FIVN has produced one of the stranger setups in software this month: the stock is up 45% over the past thirty days, short sellers have added aggressively into the rally, and options traders have rarely been more bullish. The tension between a rebuilding short book and a roaring call-skewed options market is the dominant story this week.
The short interest picture has flipped dramatically since late April. SI % of Free Float was running around 9% through most of April. It climbed through 11% in mid-May, then jumped sharply around May 26 to reach 15.5% of the free float by May 28 — a move of roughly 64% in a single month. That is a meaningful build. Short sellers are clearly not capitulating into the price strength; they are adding to positions as the stock approaches the mid-$20s. FINRA's fortnightly data corroborates the picture, reporting 10.3 million shares short as of the May 15 settlement. Days to cover is a modest 1.9 days, so there is no mechanical squeeze dynamic building yet, but the pace of short accumulation over a week in which the stock gained 7% is striking.
The borrow market, however, is sending a very different signal. Availability is exceptionally loose — shares available to borrow amount to roughly 861% of estimated short interest, meaning there are nearly nine shares available for every one currently borrowed. That ratio sat above 1,000% as recently as mid-May, so there has been some tightening over the past two weeks, but conditions remain far from stressed. Cost to borrow has barely moved, holding around 0.52% annualised — well within the "easy borrow" band.
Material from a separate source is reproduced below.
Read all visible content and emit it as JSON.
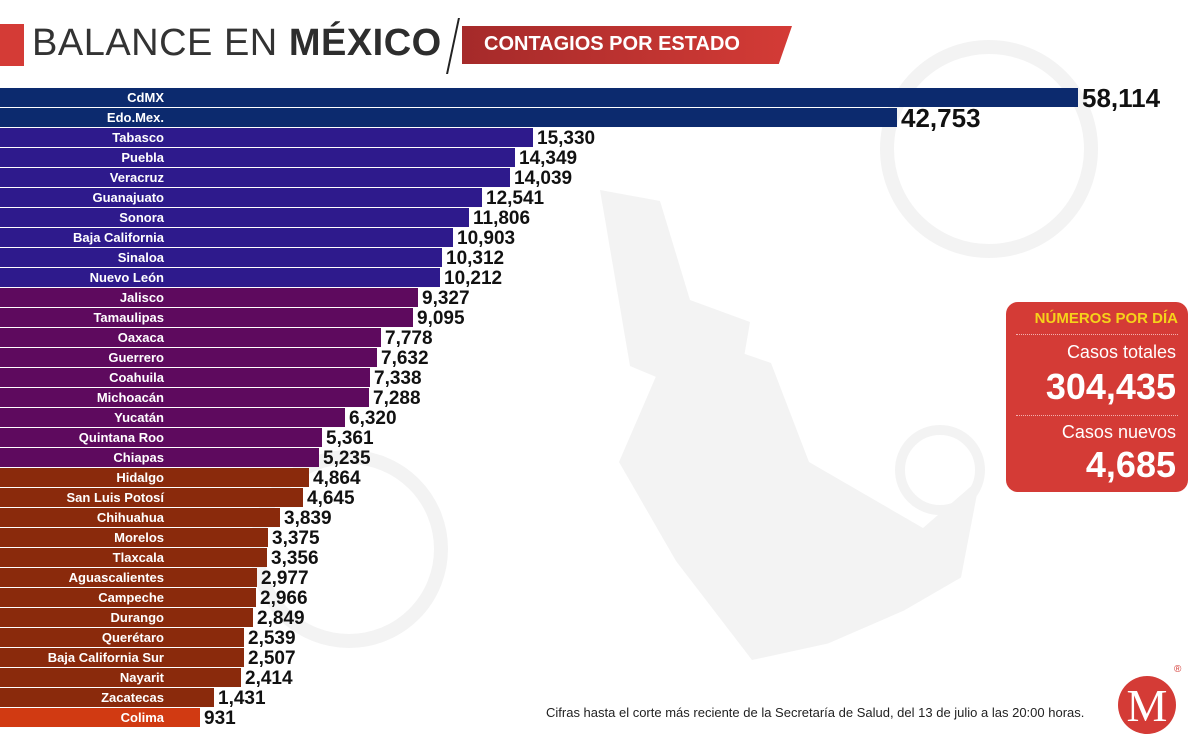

The short book is growing, but the lending market is under no pressure, and new entrants face no friction in establishing positions.
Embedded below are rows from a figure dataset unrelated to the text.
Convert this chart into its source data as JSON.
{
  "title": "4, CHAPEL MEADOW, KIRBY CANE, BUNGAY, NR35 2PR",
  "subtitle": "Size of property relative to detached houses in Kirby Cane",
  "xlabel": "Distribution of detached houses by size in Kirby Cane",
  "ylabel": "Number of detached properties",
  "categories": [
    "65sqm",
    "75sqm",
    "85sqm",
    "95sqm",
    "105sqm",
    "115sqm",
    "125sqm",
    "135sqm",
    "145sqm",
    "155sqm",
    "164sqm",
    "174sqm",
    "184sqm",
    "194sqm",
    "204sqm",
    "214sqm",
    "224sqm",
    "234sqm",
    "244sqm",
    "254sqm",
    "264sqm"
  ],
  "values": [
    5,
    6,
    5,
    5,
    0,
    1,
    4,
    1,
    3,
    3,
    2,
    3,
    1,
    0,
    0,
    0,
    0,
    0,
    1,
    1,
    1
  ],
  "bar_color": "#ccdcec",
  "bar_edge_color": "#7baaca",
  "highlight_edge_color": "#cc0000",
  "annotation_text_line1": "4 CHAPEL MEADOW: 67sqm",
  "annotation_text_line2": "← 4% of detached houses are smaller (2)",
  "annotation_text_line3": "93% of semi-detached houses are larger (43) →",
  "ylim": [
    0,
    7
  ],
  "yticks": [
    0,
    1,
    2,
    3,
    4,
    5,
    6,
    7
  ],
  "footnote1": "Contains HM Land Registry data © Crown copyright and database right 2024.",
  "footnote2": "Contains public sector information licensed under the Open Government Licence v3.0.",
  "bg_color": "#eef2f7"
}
Options positioning is the sharpest bullish signal in the dataset. The put/call ratio of 0.14 on Friday is the lowest in the past 52 weeks — a reading that says call demand is overwhelming put demand by a seven-to-one margin. That sits 1.5 standard deviations below its 20-day average of 0.20, making it the most aggressively call-skewed configuration in the data window. The trend has been consistent since mid-May, when the PCR was still running around 0.24. The directional shift in options has preceded and accompanied the price rally, suggesting active positioning rather than passive hedging.
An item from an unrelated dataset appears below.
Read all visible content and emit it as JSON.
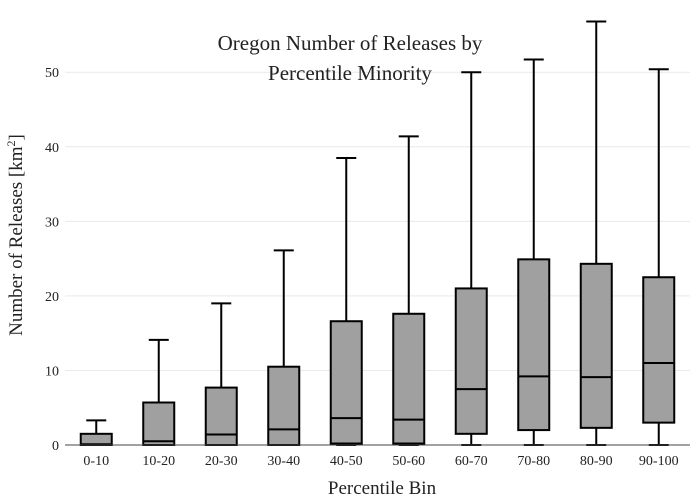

The Street has been cautiously constructive since the April 30 earnings beat, which delivered a one-day move of +30%. Rosenblatt lifted its target to $29 and UBS to $25 in early May, both maintaining Buy ratings. Barclays also raised its Overweight target to $25. The bears on the Street — DA Davidson and Piper Sandler — also moved their neutral targets up to $22 and $24 respectively, suggesting even the skeptics acknowledged the earnings quality. Needham sits out at a $40 target, though that figure looks like an outlier relative to the consensus mean of $27.81. The current price of $24.35 is already inside several of the recently raised targets, which may explain some of the fresh short activity — the easy post-earnings re-rating has largely been captured. The bull case centres on AI-driven gross margin expansion and accelerating subscription revenues; the bear case focuses on execution risk around AI adoption and macro sensitivity in sales cycles.
The May 20 earnings event in the history data shows a modest -3% one-day move, while April 30's print delivered the +30% surge — a wide reaction range that underlines how event-driven this name has become. With the next earnings date set for August 6, the stock has roughly ten weeks before fundamentals are tested again. Between now and then, the narrative contest is between short sellers rebuilding positions on valuation grounds and call buyers betting the AI revenue inflection story has further to run. Close peers TEAM and ASAN each gained more than 20% this week, reflecting a broader software re-rating, which adds some wind to the bulls' sails but also raises the question of how much sector beta has already been priced in.
The August 6 print is the next hard data point — between now and then, watch whether the short book continues building through $24-$25 resistance and whether the PCR recovers toward its 20-day average or holds at these historically low levels.